SUSANNE Corpus

As with the Penn Treebank, we will not talk about the history of the SUSANNE Corpus or its aims since this is not really relevant for your queries. For further information about topics we do not cover here, you will get texts during the seminar and you can of course search for more information online if you are interested.

The SUSANNE Corpus has an intimidating tagset which will probably scare you off initially. Do not worry though, once the initial scare wears off and you get accustomed to it, you will see that it really is helpful. Thanks to its extensive tagset, there is a lot of redundancy and for our purposes, redundancy is a good thing.

We will take a short look at the passive in the SUSANNE Corpus. In contrast to the Penn Treebank, where an ordinary query for passive sentences actually is quite complicated, it is really easy with the SUSANNE Corpus because we do not have to find out in what way the passive is implicitly encoded and describe that with a query since there actually is a subcategory symbol for any passive verb group. Subcategories are appended to a general phrasetag like V (for verb group). In the case of passive, that symbol is a p. Thus, any sentence that includes a verb group whose tag has a lower case p somewhere after the capital V has a passive in it. This makes querying many structures a lot easier for the SUSANNE Corpus.

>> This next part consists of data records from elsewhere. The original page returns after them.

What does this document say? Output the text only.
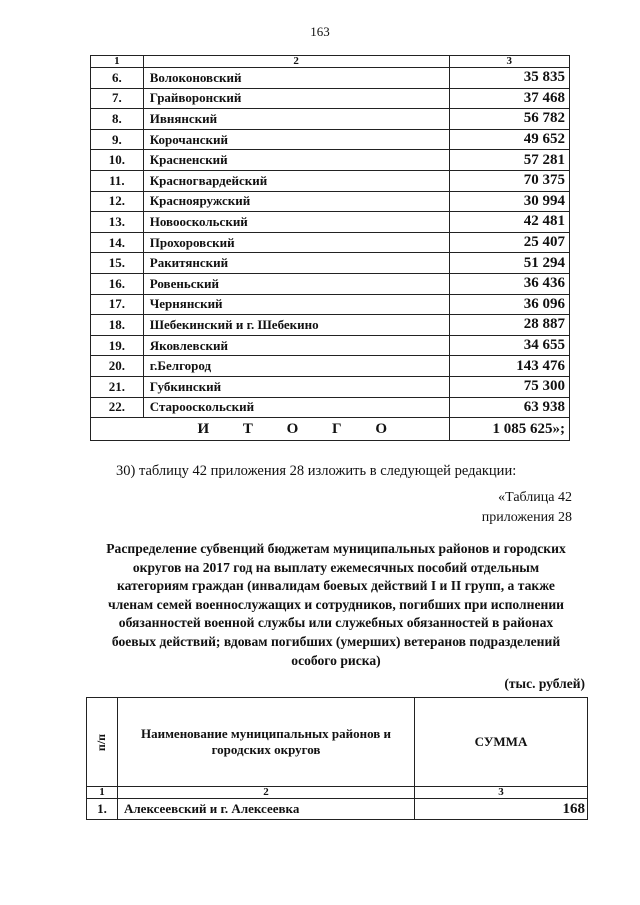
163
1	2	3
6.	Волоконовский	35 835
7.	Грайворонский	37 468
8.	Ивнянский	56 782
9.	Корочанский	49 652
10.	Красненский	57 281
11.	Красногвардейский	70 375
12.	Краснояружский	30 994
13.	Новооскольский	42 481
14.	Прохоровский	25 407
15.	Ракитянский	51 294
16.	Ровеньский	36 436
17.	Чернянский	36 096
18.	Шебекинский и г. Шебекино	28 887
19.	Яковлевский	34 655
20.	г.Белгород	143 476
21.	Губкинский	75 300
22.	Старооскольский	63 938
И Т О Г О		1 085 625»;
30) таблицу 42 приложения 28 изложить в следующей редакции:
«Таблица 42
приложения 28
Распределение субвенций бюджетам муниципальных районов и городских округов на 2017 год на выплату ежемесячных пособий отдельным категориям граждан (инвалидам боевых действий I и II групп, а также членам семей военнослужащих и сотрудников, погибших при исполнении обязанностей военной службы или служебных обязанностей в районах боевых действий; вдовам погибших (умерших) ветеранов подразделений особого риска)
(тыс. рублей)
п/п	Наименование муниципальных районов и городских округов	СУММА
1	2	3
1.	Алексеевский и г. Алексеевка	168
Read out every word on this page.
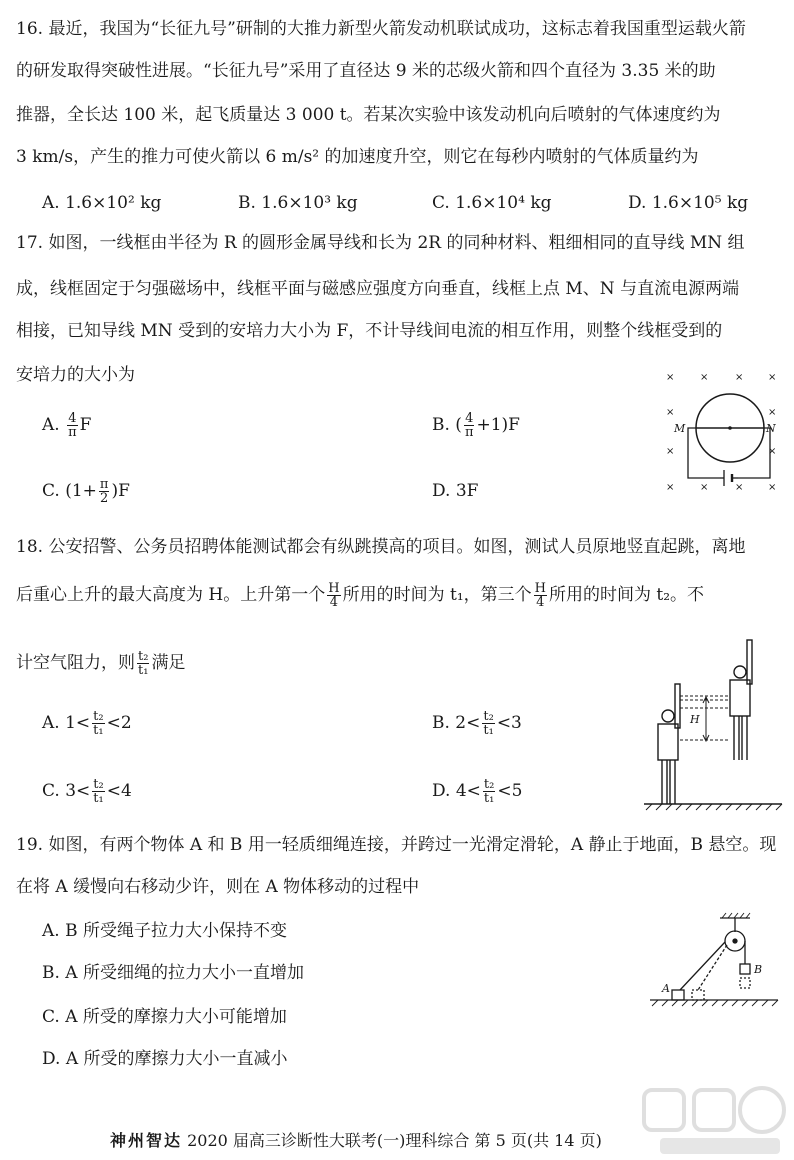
16. 最近，我国为“长征九号”研制的大推力新型火箭发动机联试成功，这标志着我国重型运载火箭
的研发取得突破性进展。“长征九号”采用了直径达 9 米的芯级火箭和四个直径为 3.35 米的助
推器，全长达 100 米，起飞质量达 3 000 t。若某次实验中该发动机向后喷射的气体速度约为
3 km/s，产生的推力可使火箭以 6 m/s² 的加速度升空，则它在每秒内喷射的气体质量约为
A. 1.6×10² kg	B. 1.6×10³ kg	C. 1.6×10⁴ kg	D. 1.6×10⁵ kg
17. 如图，一线框由半径为 R 的圆形金属导线和长为 2R 的同种材料、粗细相同的直导线 MN 组
成，线框固定于匀强磁场中，线框平面与磁感应强度方向垂直，线框上点 M、N 与直流电源两端
相接，已知导线 MN 受到的安培力大小为 F，不计导线间电流的相互作用，则整个线框受到的
安培力的大小为
A. $\frac{4}{\pi}$ F	B. ( $\frac{4}{\pi} +1)F$
C. $(1+ \frac{\pi}{2} )F$	D. 3F
×	×	× ×
×	×
×	×
×	×	× ×
M	N
18. 公安招警、公务员招聘体能测试都会有纵跳摸高的项目。如图，测试人员原地竖直起跳，离地
后重心上升的最大高度为 H。上升第一个 $\frac{H}{4}$ 所用的时间为 t₁，第三个 $\frac{H}{4}$ 所用的时间为 t₂。不
计空气阻力，则 $\frac{\text{t₂}}{\text{t₁}}$ 满足
A. $1< \frac{\text{t₂}}{\text{t₁}} <2$	B. $2< \frac{\text{t₂}}{\text{t₁}} <3$
C. $3< \frac{\text{t₂}}{\text{t₁}} <4$	D. $4< \frac{\text{t₂}}{\text{t₁}} <5$
H
19. 如图，有两个物体 A 和 B 用一轻质细绳连接，并跨过一光滑定滑轮，A 静止于地面，B 悬空。现
在将 A 缓慢向右移动少许，则在 A 物体移动的过程中
A. B 所受绳子拉力大小保持不变
B. A 所受细绳的拉力大小一直增加
C. A 所受的摩擦力大小可能增加
D. A 所受的摩擦力大小一直减小
A
B
神州智达 2020 届高三诊断性大联考(一)理科综合 第 5 页(共 14 页)
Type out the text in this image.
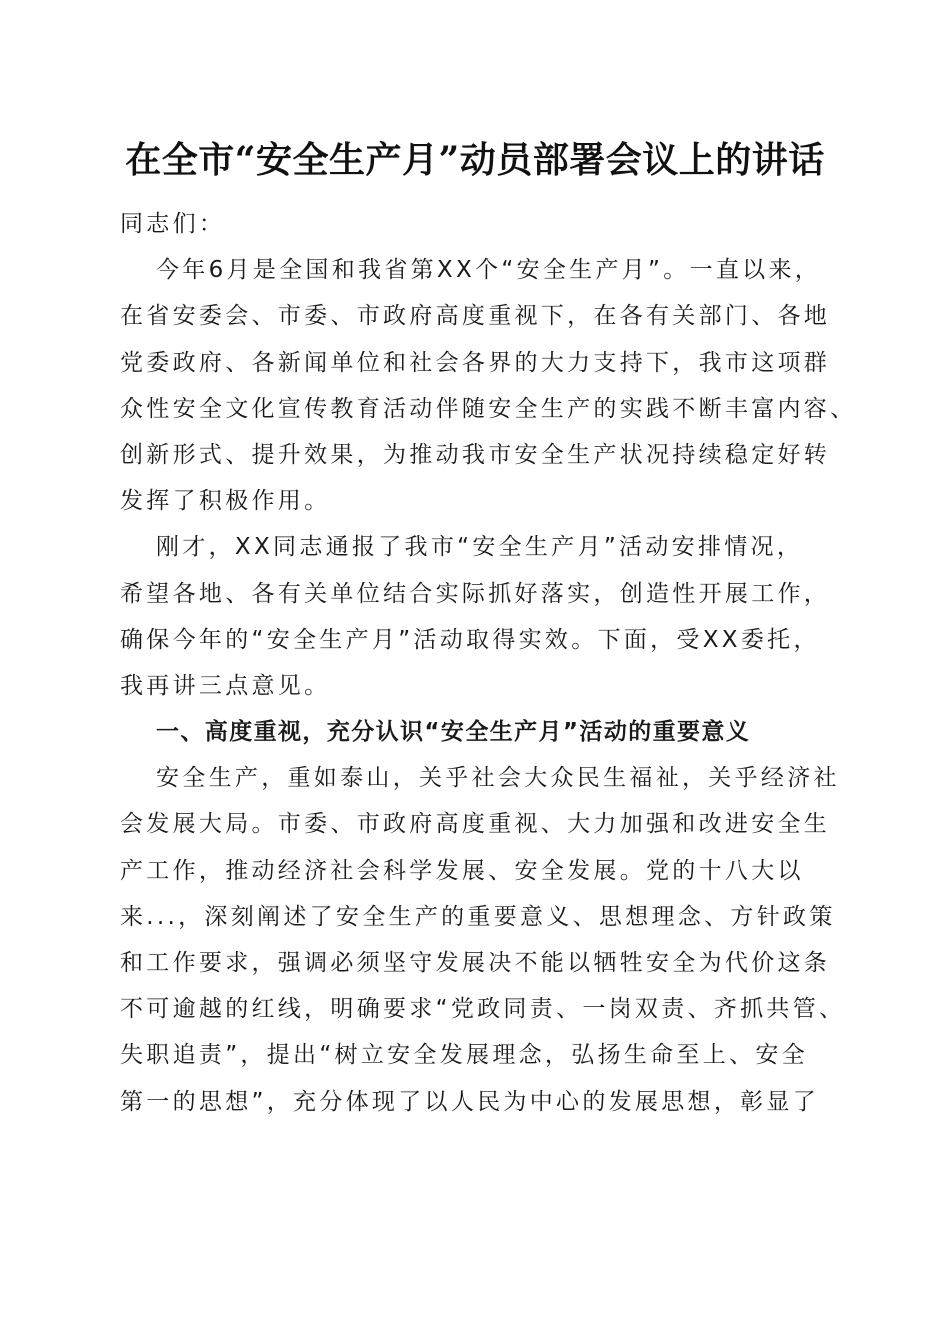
在全市“安全生产月”动员部署会议上的讲话
同志们：
今年6月是全国和我省第XX个“安全生产月”。一直以来，
在省安委会、市委、市政府高度重视下，在各有关部门、各地
党委政府、各新闻单位和社会各界的大力支持下，我市这项群
众性安全文化宣传教育活动伴随安全生产的实践不断丰富内容、
创新形式、提升效果，为推动我市安全生产状况持续稳定好转
发挥了积极作用。
刚才，XX同志通报了我市“安全生产月”活动安排情况，
希望各地、各有关单位结合实际抓好落实，创造性开展工作，
确保今年的“安全生产月”活动取得实效。下面，受XX委托，
我再讲三点意见。
一、高度重视，充分认识“安全生产月”活动的重要意义
安全生产，重如泰山，关乎社会大众民生福祉，关乎经济社
会发展大局。市委、市政府高度重视、大力加强和改进安全生
产工作，推动经济社会科学发展、安全发展。党的十八大以
来...，深刻阐述了安全生产的重要意义、思想理念、方针政策
和工作要求，强调必须坚守发展决不能以牺牲安全为代价这条
不可逾越的红线，明确要求“党政同责、一岗双责、齐抓共管、
失职追责”，提出“树立安全发展理念，弘扬生命至上、安全
第一的思想”，充分体现了以人民为中心的发展思想，彰显了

There is, however, a price to pay for that convenience. Since there are many subcategories, the regular expressions need to describe your tags will be more difficult. An example for this would be the verb group must have been noticed. If you take a loot at the list of possible subcategories (Section 4.10; you will be also be given one in class), you will see that the conditions for several subcategory symbols apply. The verb group begins with a modal, so we will have to add a c. Having a look at the tense there will also have to be an f and since it also is passive, we may not forget the p. Thus, our verb group will be tagged Vcfp.

As you can see, the p can be anywhere in the tag. This is something that you have to pay attention to when formulating your regular expressions.